Dans le créneau des métaux critiques, la multinationale a développé une technologie pour produire annuellement trois tonnes de scandium, minerai critique utilisé par l’industrie aérospatiale et électronique – dont la demande est en forte hausse.

Elle a aussi réalisé un investissement de 10 millions dans Nano One, une entreprise de Vancouver qui fabrique les cathodes – un élément névralgique de la batterie au lithium-ion que l’on retrouve dans les véhicules électriques. Dans le secteur du lithium, Rio Tinto achève également la construction en Argentine d’un complexe pour extraire ce métal gris.
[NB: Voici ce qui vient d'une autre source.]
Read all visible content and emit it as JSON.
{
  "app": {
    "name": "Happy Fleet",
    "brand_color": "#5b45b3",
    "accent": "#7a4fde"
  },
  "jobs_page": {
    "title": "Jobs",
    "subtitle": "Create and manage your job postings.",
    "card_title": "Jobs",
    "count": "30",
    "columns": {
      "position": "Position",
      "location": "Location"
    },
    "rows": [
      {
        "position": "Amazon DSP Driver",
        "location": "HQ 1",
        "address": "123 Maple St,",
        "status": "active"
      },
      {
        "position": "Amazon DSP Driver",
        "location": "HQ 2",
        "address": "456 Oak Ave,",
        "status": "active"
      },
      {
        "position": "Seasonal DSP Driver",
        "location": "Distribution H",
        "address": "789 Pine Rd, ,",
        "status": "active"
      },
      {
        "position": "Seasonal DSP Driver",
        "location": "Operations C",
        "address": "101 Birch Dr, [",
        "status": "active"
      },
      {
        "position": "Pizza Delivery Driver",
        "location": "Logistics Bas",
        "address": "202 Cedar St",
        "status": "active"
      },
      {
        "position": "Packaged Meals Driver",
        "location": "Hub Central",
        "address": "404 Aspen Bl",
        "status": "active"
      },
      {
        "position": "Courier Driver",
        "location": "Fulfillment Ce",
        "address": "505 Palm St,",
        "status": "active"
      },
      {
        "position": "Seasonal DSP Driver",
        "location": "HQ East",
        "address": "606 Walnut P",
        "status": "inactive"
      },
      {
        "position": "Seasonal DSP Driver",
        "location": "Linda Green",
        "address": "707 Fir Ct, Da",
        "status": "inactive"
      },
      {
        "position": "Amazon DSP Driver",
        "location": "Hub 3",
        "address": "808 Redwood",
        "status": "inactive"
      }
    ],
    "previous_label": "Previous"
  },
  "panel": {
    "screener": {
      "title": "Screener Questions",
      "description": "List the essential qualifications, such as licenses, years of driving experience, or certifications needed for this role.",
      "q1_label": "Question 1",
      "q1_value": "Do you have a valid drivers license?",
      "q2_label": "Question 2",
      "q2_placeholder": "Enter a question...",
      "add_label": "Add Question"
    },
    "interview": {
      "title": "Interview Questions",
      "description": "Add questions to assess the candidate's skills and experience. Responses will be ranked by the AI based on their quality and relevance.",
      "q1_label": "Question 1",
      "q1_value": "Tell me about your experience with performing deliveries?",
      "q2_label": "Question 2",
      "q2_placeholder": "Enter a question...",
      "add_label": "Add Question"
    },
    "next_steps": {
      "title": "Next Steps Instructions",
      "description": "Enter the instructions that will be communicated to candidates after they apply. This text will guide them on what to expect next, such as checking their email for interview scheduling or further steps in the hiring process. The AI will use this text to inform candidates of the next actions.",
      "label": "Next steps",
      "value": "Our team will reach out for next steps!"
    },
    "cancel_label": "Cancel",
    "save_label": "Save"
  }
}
Interrogé à savoir s’il s’agissait d’un modèle que Rio Tinto pourrait reproduire, M. Vella a répondu par l’affirmative.

« Oui, bien sûr, a-t-il dit. Développer ou acquérir [un projet], absolument. Nous voulons transformer autant que possible. C’est la technologie sur laquelle nous travaillons. »

Le cadre du géant minier n’a cependant pas voulu ouvrir son jeu davantage ou préciser d’échéancier. Il s’agit de projets milliardaires difficiles à réaliser, a-t-il dit.

Depuis le début de la pandémie, la demande pour les semi-conducteurs – composants que l’on retrouve dans des puces électroniques essentielles au fonctionnement d’appareils technologiques – est en forte hausse. Rio Tinto tente d’en profiter en récupérant une partie des résidus de bauxite.

« Devinez ce qui est rempli de gallium [nécessaire dans les semi-conducteurs] ? Les résidus de bauxite, souligne M. Vella. Nous travaillons très fort pour filtrer et valoriser ces résidus de bauxite. »

À sa raffinerie d’alumine Vaudreuil, au Saguenay–Lac-Saint-Jean, l’entreprise compte une usine de filtration et d’optimisation des résidus de bauxite, qui a été mise en service en 2019.

En savoir plus
  • 50 %
    Le Québec représente la moitié de la production mondiale de Rio Tinto Aluminium.